Elliptic modular graph forms II: Iterated integrals

TL;DR

This paper develops methods to represent elliptic modular graph forms as iterated integrals, revealing algebraic relations and providing new realizations of elliptic polylogarithms with applications in string theory.

Contribution

It introduces a novel approach to express eMGFs as iterated integrals, enabling algebraic and differential analysis and connecting to elliptic polylogarithms at arbitrary depth.

Findings

Derived basis dimensions of eMGFs from iterated integrals

Established algebraic and differential relations among eMGFs

Provided realizations of elliptic polylogarithms in terms of modular forms

Abstract

Elliptic modular graph forms (eMGFs) are non-holomorphic modular forms depending on a modular parameter $\tau$ of a torus and marked points $z$ thereon.
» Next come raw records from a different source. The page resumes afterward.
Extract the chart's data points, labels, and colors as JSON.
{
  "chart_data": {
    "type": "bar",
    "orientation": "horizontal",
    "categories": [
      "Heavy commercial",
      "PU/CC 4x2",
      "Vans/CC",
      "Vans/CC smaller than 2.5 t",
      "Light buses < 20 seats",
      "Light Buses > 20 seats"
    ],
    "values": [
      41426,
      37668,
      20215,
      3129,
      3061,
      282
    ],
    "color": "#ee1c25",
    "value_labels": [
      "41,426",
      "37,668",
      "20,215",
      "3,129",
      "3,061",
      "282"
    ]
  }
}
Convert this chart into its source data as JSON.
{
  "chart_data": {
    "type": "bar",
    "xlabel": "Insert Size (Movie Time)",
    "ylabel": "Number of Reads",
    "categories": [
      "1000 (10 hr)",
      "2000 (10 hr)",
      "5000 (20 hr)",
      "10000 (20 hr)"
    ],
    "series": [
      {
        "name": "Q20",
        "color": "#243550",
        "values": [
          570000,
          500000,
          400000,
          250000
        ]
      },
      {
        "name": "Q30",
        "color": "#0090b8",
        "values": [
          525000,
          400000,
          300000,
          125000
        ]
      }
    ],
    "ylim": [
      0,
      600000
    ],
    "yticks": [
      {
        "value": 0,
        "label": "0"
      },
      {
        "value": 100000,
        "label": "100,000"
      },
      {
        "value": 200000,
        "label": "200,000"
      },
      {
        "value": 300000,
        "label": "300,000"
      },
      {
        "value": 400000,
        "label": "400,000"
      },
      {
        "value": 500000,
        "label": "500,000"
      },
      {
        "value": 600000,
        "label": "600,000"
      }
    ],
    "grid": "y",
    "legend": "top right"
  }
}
Traditionally, eMGFs are constructed from nested lattice sums over the discrete momenta on the worldsheet torus in closed-string genus-one amplitudes. In this work, we develop methods to translate the lattice-sum realization of eMGFs into iterated integrals over modular parameters $\tau$ of the torus with particular focus on cases with one marked point. Such iterated-integral representations manifest algebraic and differential relations among eMGFs and their degeneration limit $\tau \rightarrow i\infty$. From a mathematical point of view, our results yield concrete realizations of single-valued elliptic polylogarithms at arbitrary depth in terms of meromorphic iterated integrals over modular forms and their complex conjugates. The basis dimensions of eMGFs at fixed modular and transcendental weights are derived from a simple counting of iterated integrals and a generalization of Tsunogai's derivation algebra.